ドル円相場:予想困難も数年後は円高か?


ここ1年ほど急激な円安が進んでいます。為替予想は難しく、理屈をこねても当たらないことが多いですが、一応予想を記録しておきます。

現在の円安要因

  1. 貿易赤字
    デジタル赤字の拡大、輸出低迷、燃料費の輸入増が背景です。

  2. 投資フロー
    海外資産が再投資され国内に還流しないことと、新NISAによる新たな資金流出が影響しています。

  3. 金利差
    日米の金利差が拡大しているためです。

貿易赤字が年間10兆円規模、投資フローが1~2兆円、金利差が2~3兆円の影響か。これに対し10兆円規模の円買い介入を行い、現在160円で食い止めています(2024年7月時点)。

今後の予測:やや円高か?

1. 貿易赤字

貿易赤字はしばらく拡大が続く見込みですが、数年後には輸出増と燃料輸入減で赤字縮小フェーズに入る可能性があります。デジタル赤字は今後も拡大しそうですが、燃料費はオイル市場やガス市場の動向次第です。ロシアの戦争や好景気が背景にあることを考えると、それらの終結で今後は燃料費が下落する可能性の方が高いでしょう。
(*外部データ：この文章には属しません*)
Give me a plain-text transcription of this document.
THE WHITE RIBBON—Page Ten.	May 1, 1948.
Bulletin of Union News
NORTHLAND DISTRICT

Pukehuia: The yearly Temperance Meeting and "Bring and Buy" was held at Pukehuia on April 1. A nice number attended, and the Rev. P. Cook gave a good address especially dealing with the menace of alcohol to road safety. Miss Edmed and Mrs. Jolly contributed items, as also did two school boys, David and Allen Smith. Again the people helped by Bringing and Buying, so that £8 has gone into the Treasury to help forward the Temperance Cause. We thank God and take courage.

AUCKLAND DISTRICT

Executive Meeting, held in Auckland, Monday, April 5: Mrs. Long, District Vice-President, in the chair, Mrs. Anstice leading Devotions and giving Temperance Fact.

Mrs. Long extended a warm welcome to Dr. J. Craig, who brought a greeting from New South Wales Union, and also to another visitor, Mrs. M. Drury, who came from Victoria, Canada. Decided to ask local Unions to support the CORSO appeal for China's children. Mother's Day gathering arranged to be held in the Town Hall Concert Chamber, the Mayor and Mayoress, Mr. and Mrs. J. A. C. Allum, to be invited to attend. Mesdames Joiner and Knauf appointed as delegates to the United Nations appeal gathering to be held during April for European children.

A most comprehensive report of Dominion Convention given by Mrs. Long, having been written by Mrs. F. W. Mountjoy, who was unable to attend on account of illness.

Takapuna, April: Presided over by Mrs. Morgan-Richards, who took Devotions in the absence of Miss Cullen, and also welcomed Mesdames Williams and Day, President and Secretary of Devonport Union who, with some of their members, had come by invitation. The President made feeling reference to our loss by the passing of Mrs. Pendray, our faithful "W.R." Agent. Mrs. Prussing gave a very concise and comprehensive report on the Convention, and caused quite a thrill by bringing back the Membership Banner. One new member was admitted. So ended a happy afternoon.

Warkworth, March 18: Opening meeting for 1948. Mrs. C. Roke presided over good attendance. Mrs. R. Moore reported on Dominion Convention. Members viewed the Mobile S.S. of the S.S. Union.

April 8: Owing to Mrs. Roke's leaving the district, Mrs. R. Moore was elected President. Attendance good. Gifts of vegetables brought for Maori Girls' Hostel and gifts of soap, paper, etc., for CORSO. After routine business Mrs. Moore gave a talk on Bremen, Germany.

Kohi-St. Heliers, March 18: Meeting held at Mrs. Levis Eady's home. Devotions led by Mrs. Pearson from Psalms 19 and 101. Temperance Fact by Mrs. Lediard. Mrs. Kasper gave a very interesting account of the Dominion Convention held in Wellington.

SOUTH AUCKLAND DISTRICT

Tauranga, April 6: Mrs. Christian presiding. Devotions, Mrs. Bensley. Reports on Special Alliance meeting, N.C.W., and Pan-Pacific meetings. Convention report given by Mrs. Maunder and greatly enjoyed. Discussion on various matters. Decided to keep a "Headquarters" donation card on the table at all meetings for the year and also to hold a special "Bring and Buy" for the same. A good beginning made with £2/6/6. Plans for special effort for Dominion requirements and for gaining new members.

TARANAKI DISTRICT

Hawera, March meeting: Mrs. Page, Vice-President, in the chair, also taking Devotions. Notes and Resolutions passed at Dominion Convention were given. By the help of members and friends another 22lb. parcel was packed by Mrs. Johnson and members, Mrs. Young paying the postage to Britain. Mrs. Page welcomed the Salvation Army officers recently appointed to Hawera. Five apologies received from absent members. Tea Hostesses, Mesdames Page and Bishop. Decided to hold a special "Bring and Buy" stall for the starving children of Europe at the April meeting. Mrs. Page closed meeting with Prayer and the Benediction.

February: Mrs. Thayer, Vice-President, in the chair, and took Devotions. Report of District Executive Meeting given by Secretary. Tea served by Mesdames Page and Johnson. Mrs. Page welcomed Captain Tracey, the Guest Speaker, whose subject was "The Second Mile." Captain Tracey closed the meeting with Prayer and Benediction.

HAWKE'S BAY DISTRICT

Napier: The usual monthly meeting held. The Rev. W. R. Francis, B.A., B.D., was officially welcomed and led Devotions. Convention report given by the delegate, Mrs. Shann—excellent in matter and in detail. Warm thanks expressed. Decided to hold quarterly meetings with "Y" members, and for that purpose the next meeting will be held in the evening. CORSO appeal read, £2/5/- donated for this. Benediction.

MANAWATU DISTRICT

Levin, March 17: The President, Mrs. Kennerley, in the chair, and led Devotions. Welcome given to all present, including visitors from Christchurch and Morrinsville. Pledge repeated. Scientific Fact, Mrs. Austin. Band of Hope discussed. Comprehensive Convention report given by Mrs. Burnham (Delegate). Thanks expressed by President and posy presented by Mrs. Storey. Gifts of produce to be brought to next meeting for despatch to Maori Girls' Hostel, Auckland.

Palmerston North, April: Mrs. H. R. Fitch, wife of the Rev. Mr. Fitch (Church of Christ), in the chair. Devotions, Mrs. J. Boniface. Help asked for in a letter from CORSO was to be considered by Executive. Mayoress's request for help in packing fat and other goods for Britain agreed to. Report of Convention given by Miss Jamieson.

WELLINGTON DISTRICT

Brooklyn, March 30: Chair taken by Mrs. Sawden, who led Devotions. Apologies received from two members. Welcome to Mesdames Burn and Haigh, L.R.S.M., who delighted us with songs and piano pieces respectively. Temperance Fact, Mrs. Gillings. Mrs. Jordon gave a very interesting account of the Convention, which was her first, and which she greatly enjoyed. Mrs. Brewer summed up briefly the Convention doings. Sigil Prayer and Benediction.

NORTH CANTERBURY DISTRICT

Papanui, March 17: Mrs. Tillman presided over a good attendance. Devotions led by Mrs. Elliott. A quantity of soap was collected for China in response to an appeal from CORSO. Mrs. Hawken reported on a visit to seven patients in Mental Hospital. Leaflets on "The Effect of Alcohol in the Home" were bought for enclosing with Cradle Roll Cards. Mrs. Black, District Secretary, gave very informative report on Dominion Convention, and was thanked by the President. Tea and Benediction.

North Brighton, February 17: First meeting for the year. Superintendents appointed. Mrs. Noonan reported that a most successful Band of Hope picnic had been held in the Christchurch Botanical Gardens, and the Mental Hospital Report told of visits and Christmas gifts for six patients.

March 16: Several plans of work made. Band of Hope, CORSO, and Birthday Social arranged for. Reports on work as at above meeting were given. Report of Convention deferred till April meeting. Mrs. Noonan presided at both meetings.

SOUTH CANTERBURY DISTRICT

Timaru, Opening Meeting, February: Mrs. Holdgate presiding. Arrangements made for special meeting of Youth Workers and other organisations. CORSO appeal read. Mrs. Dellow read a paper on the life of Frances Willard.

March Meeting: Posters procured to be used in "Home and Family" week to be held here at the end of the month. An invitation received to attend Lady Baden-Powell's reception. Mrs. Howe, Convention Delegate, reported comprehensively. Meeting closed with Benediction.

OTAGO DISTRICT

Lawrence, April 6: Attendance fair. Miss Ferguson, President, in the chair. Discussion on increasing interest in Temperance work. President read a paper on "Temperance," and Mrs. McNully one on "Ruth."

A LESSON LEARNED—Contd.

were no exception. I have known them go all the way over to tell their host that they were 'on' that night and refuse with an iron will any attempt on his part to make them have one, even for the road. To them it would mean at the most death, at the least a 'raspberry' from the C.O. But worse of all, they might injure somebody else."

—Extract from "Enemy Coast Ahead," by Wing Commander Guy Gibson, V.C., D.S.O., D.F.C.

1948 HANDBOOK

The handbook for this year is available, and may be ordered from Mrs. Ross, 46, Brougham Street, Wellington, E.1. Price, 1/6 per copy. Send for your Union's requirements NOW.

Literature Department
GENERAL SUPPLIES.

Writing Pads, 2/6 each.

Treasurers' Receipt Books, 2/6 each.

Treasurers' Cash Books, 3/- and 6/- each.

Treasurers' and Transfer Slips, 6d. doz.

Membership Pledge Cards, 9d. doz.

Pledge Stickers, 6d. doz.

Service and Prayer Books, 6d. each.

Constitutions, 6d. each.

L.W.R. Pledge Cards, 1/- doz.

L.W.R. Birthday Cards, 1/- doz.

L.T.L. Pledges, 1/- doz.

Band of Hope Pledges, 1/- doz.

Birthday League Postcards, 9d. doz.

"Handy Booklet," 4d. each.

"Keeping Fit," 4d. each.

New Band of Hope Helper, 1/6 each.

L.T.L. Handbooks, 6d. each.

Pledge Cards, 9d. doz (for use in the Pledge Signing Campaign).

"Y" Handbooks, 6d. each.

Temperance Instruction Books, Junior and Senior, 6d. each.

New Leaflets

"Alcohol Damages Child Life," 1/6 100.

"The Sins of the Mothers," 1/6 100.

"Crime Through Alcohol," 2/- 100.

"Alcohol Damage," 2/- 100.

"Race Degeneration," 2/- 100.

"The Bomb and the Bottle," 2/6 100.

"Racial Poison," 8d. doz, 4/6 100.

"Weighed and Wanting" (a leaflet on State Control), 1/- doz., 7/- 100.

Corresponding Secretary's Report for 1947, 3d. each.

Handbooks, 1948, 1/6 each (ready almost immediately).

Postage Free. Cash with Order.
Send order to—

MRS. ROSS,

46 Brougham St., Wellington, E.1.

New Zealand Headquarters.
また、産業の国内回帰が進めば、貿易黒字が増大しそうです。現在はJカーブ効果の発動中でまだ輸出増加は起こっていませんが、数年かけて発現すると考えられます。

2. 投資フロー

グローバル景気が平穏な間は海外資産再投資で赤字が続きますが、不況やボラティリティ拡大時に国内への資金還流が一気に起こる可能性があります。次の不況時には、強烈な円買いフローが発生するかもしれません。

3. 金利差

米国の利下げと日本の利上げフェーズに既に入りつつあり、今後はゆるやかに円売りフローが縮小する見込みです。

まとめ

しばらくはデジタル赤字と燃料輸入で円売りが強い状態が続くでしょう。しかし、金利差縮小と産業の国内回帰で、数年かけて徐々に円高傾向に転じる可能性があります。130円台程度のイメージ。グローバル不況時は一気に強烈な円高が進み、110円程度もありうると考えています。いずれにしろ今の円安が続くと安易に期待するのは危険で、為替リスクありの海外投資には慎重なスタンスで望む時期と思っています。